Office sharing company WeWork, once among the world's most valuable startups, has filed for bankruptcy.
Founded in 2010, the co-working real estate giant made the announcement Monday, calling the move a "comprehensive reorganization" of the business.
"Now is the time for us to pull the future forward by aggressively addressing our legacy leases and dramatically improving our balance sheet," said CEO of WeWork, David Tolley in a statement.
The company confirmed the news on their website, revealing it filed for protection under Chapter 11 of the U.S. Bankruptcy Code, and intends to file recognition proceedings in Canada under Part IV of the Companies' Creditors Arrangement Act.

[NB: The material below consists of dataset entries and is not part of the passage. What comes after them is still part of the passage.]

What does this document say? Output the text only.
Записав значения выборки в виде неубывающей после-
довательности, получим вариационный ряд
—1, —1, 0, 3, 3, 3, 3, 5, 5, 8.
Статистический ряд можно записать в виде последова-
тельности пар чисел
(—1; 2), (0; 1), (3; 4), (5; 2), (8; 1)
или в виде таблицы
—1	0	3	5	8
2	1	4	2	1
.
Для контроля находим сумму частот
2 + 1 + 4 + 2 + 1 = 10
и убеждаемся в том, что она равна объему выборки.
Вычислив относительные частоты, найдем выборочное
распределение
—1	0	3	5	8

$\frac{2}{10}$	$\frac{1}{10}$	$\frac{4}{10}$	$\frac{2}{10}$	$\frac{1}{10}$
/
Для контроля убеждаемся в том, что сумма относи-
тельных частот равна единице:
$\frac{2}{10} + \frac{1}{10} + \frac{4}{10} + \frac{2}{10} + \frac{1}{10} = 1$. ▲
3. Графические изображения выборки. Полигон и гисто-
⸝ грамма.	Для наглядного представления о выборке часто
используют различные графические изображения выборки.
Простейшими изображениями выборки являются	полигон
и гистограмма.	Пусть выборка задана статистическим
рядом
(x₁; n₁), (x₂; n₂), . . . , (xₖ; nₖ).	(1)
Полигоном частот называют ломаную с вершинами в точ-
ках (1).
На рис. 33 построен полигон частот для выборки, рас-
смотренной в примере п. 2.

"As part of today's filing, WeWork is requesting the ability to reject the leases of certain locations, which are largely non-operational and all affected members have received advanced notice," the statement continued.

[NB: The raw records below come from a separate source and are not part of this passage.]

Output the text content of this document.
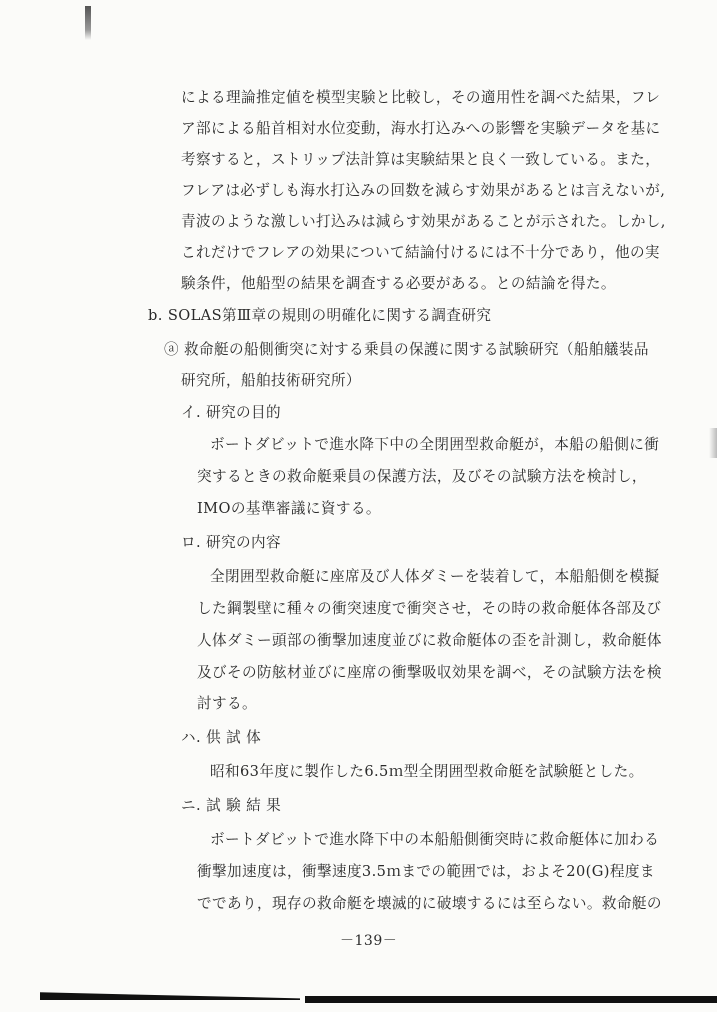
による理論推定値を模型実験と比較し，その適用性を調べた結果，フレ
ア部による船首相対水位変動，海水打込みへの影響を実験データを基に
考察すると，ストリップ法計算は実験結果と良く一致している。また，
フレアは必ずしも海水打込みの回数を減らす効果があるとは言えないが,
青波のような激しい打込みは減らす効果があることが示された。しかし,
これだけでフレアの効果について結論付けるには不十分であり，他の実
験条件，他船型の結果を調査する必要がある。との結論を得た。
b. SOLAS第Ⅲ章の規則の明確化に関する調査研究
ⓐ 救命艇の船側衝突に対する乗員の保護に関する試験研究（船舶艤装品
研究所，船舶技術研究所）
イ. 研究の目的
ボートダビットで進水降下中の全閉囲型救命艇が，本船の船側に衝
突するときの救命艇乗員の保護方法，及びその試験方法を検討し，
IMOの基準審議に資する。
ロ. 研究の内容
全閉囲型救命艇に座席及び人体ダミーを装着して，本船船側を模擬
した鋼製壁に種々の衝突速度で衝突させ，その時の救命艇体各部及び
人体ダミー頭部の衝撃加速度並びに救命艇体の歪を計測し，救命艇体
及びその防舷材並びに座席の衝撃吸収効果を調べ，その試験方法を検
討する。
ハ. 供 試 体
昭和63年度に製作した6.5ｍ型全閉囲型救命艇を試験艇とした。
ニ. 試 験 結 果
ボートダビットで進水降下中の本船船側衝突時に救命艇体に加わる
衝撃加速度は，衝撃速度3.5ｍまでの範囲では，およそ20(G)程度ま
でであり，現存の救命艇を壊滅的に破壊するには至らない。救命艇の
－139－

Despite efforts to turn the company around since the ouster of founder and CEO Adam Neumann - including significant cuts to operating costs and rising revenue - WeWork has struggled in a commercial real estate market that has been rocked by the rising costs of borrowing money, as well as a shifting dynamic for millions of office workers now checking into their offices remotely.
In September, when the company announced plans to renegotiate nearly all of its leases, CEO David Tolley noted that the company's lease liabilities accounted for more than two-thirds of its operating expenses for the second quarter of this year - remaining "too high" and "dramatically out of step with current market conditions."
Last month, WeWork skipped hefty interest payments - kicking off a 30-day grace period before an event of default. And last week, WeWork disclosed a forbearance agreement with bondholders that extended negotiations by one week prior to triggering a default.